I got on the wrong subway a few times, because I hadn’t figured out the difference between A, B, C, D and E trains until I’d gone up and down the same line. I promised my mum that if I did somehow feel confident enough to venture around the city. I’d go to Greenwich Village and take a picture of the house that she lived in when she was a child. I made it to Greenwich Village and stopped off at a Starbucks to have a much needed caffeine boost, before heading over to Commerce Street, where I found the house and took several pictures of it and sent it to her. I then walked over to Washington Square and was flabbergasted by how much the entire area reminded me of London in more ways than one. Although I’ve passed through NYC many times en route to other places, I’d never actually had the guts to explore. I was intimidated and overwhelmed at first just by the size of the place, the noise and the sea of people, but that soon passed and none of it phased me at all. Despite taking 3 wrong trains, I got used to the subway quite quickly and it almost felt like I’d been riding it for many years. I took as many photos as I could before having to return to the train station:
The 7 hour train journey seemed to pass quickly, even though the train took longer than scheduled. The train wasn’t overly busy and I had 2 seats to myself for the entire journey. I slept in shorts bursts, but couldn’t manage any prolonged sleep, despite the fact that the seats on Amtrak trains are extremely comfortable and spacious.

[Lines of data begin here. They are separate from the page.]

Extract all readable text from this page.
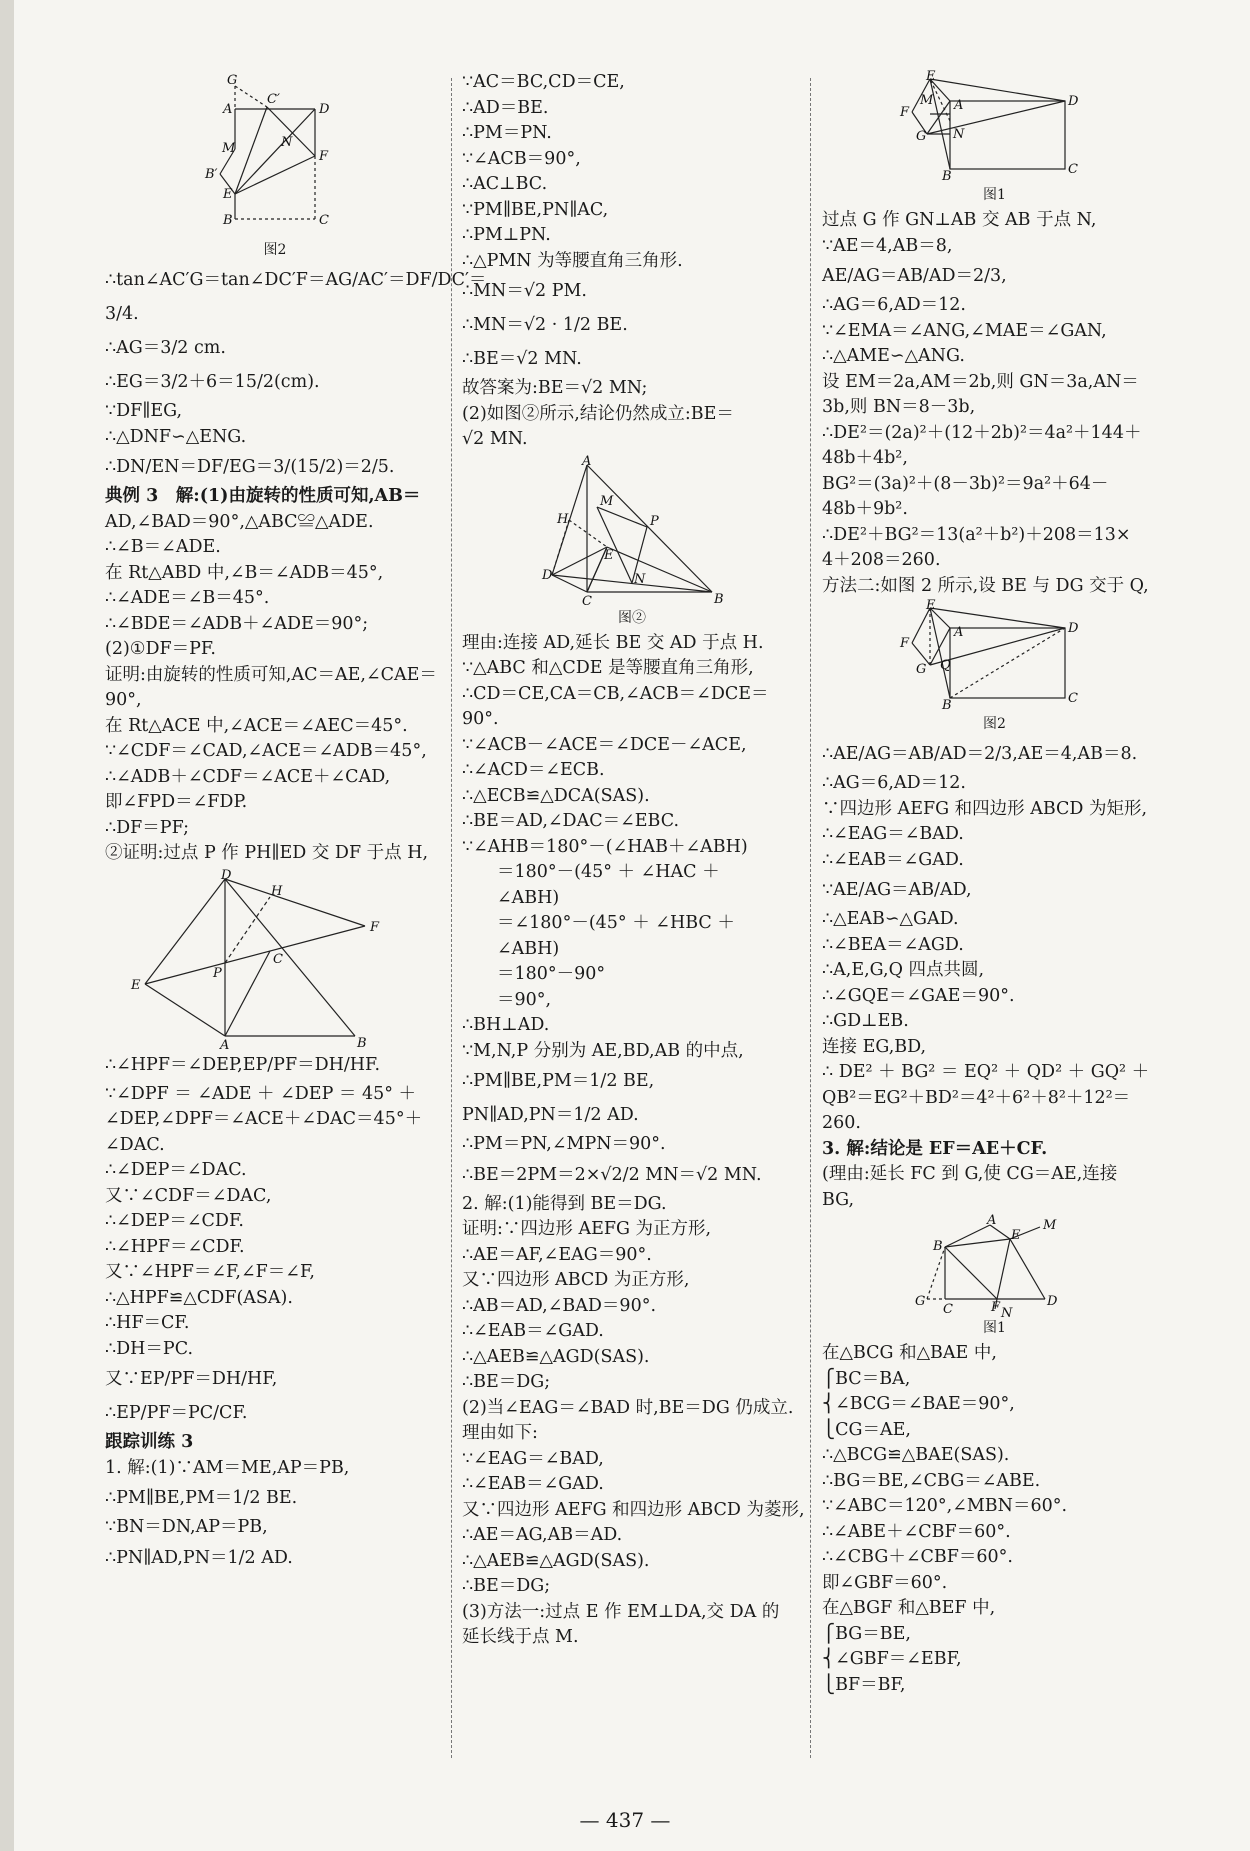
G
C′
A	D
M	N
B′
F
E
B	C
图2
∴tan∠AC′G＝tan∠DC′F＝AG/AC′＝DF/DC′＝
3/4.
∴AG＝3/2 cm.
∴EG＝3/2＋6＝15/2(cm).
∵DF∥EG,
∴△DNF∽△ENG.
∴DN/EN＝DF/EG＝3/(15/2)＝2/5.
典例 3　解:(1)由旋转的性质可知,AB＝
AD,∠BAD＝90°,△ABC≌△ADE.
∴∠B＝∠ADE.
在 Rt△ABD 中,∠B＝∠ADB＝45°,
∴∠ADE＝∠B＝45°.
∴∠BDE＝∠ADB＋∠ADE＝90°;
(2)①DF＝PF.
证明:由旋转的性质可知,AC＝AE,∠CAE＝
90°,
在 Rt△ACE 中,∠ACE＝∠AEC＝45°.
∵∠CDF＝∠CAD,∠ACE＝∠ADB＝45°,
∴∠ADB＋∠CDF＝∠ACE＋∠CAD,
即∠FPD＝∠FDP.
∴DF＝PF;
②证明:过点 P 作 PH∥ED 交 DF 于点 H,
D
H
F
E
P
C
A	B
∴∠HPF＝∠DEP,EP/PF＝DH/HF.
∵∠DPF ＝ ∠ADE ＋ ∠DEP ＝ 45° ＋
∠DEP,∠DPF＝∠ACE＋∠DAC＝45°＋
∠DAC.
∴∠DEP＝∠DAC.
又∵∠CDF＝∠DAC,
∴∠DEP＝∠CDF.
∴∠HPF＝∠CDF.
又∵∠HPF＝∠F,∠F＝∠F,
∴△HPF≌△CDF(ASA).
∴HF＝CF.
∴DH＝PC.
又∵EP/PF＝DH/HF,
∴EP/PF＝PC/CF.
跟踪训练 3
1. 解:(1)∵AM＝ME,AP＝PB,
∴PM∥BE,PM＝1/2 BE.
∵BN＝DN,AP＝PB,
∴PN∥AD,PN＝1/2 AD.
∵AC＝BC,CD＝CE,
∴AD＝BE.
∴PM＝PN.
∵∠ACB＝90°,
∴AC⊥BC.
∵PM∥BE,PN∥AC,
∴PM⊥PN.
∴△PMN 为等腰直角三角形.
∴MN＝√2 PM.
∴MN＝√2 · 1/2 BE.
∴BE＝√2 MN.
故答案为:BE＝√2 MN;
(2)如图②所示,结论仍然成立:BE＝
√2 MN.
A
M
P
H
E
D
C
N
B
图②
理由:连接 AD,延长 BE 交 AD 于点 H.
∵△ABC 和△CDE 是等腰直角三角形,
∴CD＝CE,CA＝CB,∠ACB＝∠DCE＝
90°.
∵∠ACB－∠ACE＝∠DCE－∠ACE,
∴∠ACD＝∠ECB.
∴△ECB≌△DCA(SAS).
∴BE＝AD,∠DAC＝∠EBC.
∵∠AHB＝180°－(∠HAB＋∠ABH)
　　＝180°－(45° ＋ ∠HAC ＋
　　∠ABH)
　　＝∠180°－(45° ＋ ∠HBC ＋
　　∠ABH)
　　＝180°－90°
　　＝90°,
∴BH⊥AD.
∵M,N,P 分别为 AE,BD,AB 的中点,
∴PM∥BE,PM＝1/2 BE,
PN∥AD,PN＝1/2 AD.
∴PM＝PN,∠MPN＝90°.
∴BE＝2PM＝2×√2/2 MN＝√2 MN.
2. 解:(1)能得到 BE＝DG.
证明:∵四边形 AEFG 为正方形,
∴AE＝AF,∠EAG＝90°.
又∵四边形 ABCD 为正方形,
∴AB＝AD,∠BAD＝90°.
∴∠EAB＝∠GAD.
∴△AEB≌△AGD(SAS).
∴BE＝DG;
(2)当∠EAG＝∠BAD 时,BE＝DG 仍成立.
理由如下:
∵∠EAG＝∠BAD,
∴∠EAB＝∠GAD.
又∵四边形 AEFG 和四边形 ABCD 为菱形,
∴AE＝AG,AB＝AD.
∴△AEB≌△AGD(SAS).
∴BE＝DG;
(3)方法一:过点 E 作 EM⊥DA,交 DA 的
延长线于点 M.
E
M A	D
F
G N
B	C
图1
过点 G 作 GN⊥AB 交 AB 于点 N,
∵AE＝4,AB＝8,
AE/AG＝AB/AD＝2/3,
∴AG＝6,AD＝12.
∵∠EMA＝∠ANG,∠MAE＝∠GAN,
∴△AME∽△ANG.
设 EM＝2a,AM＝2b,则 GN＝3a,AN＝
3b,则 BN＝8－3b,
∴DE²＝(2a)²＋(12＋2b)²＝4a²＋144＋
48b＋4b²,
BG²＝(3a)²＋(8－3b)²＝9a²＋64－
48b＋9b².
∴DE²＋BG²＝13(a²＋b²)＋208＝13×
4＋208＝260.
方法二:如图 2 所示,设 BE 与 DG 交于 Q,
E
F
G
A	D
Q
B	C
图2
∴AE/AG＝AB/AD＝2/3,AE＝4,AB＝8.
∴AG＝6,AD＝12.
∵四边形 AEFG 和四边形 ABCD 为矩形,
∴∠EAG＝∠BAD.
∴∠EAB＝∠GAD.
∵AE/AG＝AB/AD,
∴△EAB∽△GAD.
∴∠BEA＝∠AGD.
∴A,E,G,Q 四点共圆,
∴∠GQE＝∠GAE＝90°.
∴GD⊥EB.
连接 EG,BD,
∴ DE² ＋ BG² ＝ EQ² ＋ QD² ＋ GQ² ＋
QB²＝EG²＋BD²＝4²＋6²＋8²＋12²＝
260.
3. 解:结论是 EF＝AE＋CF.
(理由:延长 FC 到 G,使 CG＝AE,连接
BG,
A	M
B
E
G
C	F	D
N
图1
在△BCG 和△BAE 中,
⎧BC＝BA,
⎨∠BCG＝∠BAE＝90°,
⎩CG＝AE,
∴△BCG≌△BAE(SAS).
∴BG＝BE,∠CBG＝∠ABE.
∵∠ABC＝120°,∠MBN＝60°.
∴∠ABE＋∠CBF＝60°.
∴∠CBG＋∠CBF＝60°.
即∠GBF＝60°.
在△BGF 和△BEF 中,
⎧BG＝BE,
⎨∠GBF＝∠EBF,
⎩BF＝BF,
— 437 —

When I got back to the house, K (one of my two roommates) came and talked to me. She didn’t make me anxious or make me jump this time, but I attribute that more to tiredness than anything else. She’s moving out at the end of April. L then came and talked to me and explained the situation here with the landlord and having to move. Let’s just say that it’s not good, especially from my perspective as it’s more than likely that I’ll have no place to stay in a few weeks time. The landlord is apparently being difficult and erratic and I’m worried that I’m going to lose my security deposit and even more worried about where I’m going to be staying after the end of April.
I got around 5 hours sleep last night, but I’ve been awake and up since 3:30am. I don’t feel any jet lagged at all and because I sleep so little and so erratically, the time difference makes very little difference at all.
I got a letter from my insurance company saying that my health insurance is indeed expiring at the end of the month. I don’t know what I’m going to do. My care manager clearly doesn’t care as he’s not even responded to my email.
My ugliness compensation still hasn’t turned up. I’m losing faith that I’ll ever get anything at all, even though it was agreed on and signed off on in front of a New York State judge back in January, when the company agreed to the sum and agreed to pay it within 30 days. Without that money, I won’t have enough to support myself for long enough if I did ultimately choose to try returning to the UK to live there. I know it’s not an option and at this point, it’d only be an option if my family were willing to help me (which they’re not).
My time is running out and as scared as I am, I accept it. The trip to the UK was always meant to be little more than a temporary reprieve and a chance to see my mum, my friends and to be back in a place where I felt much safer than I do here.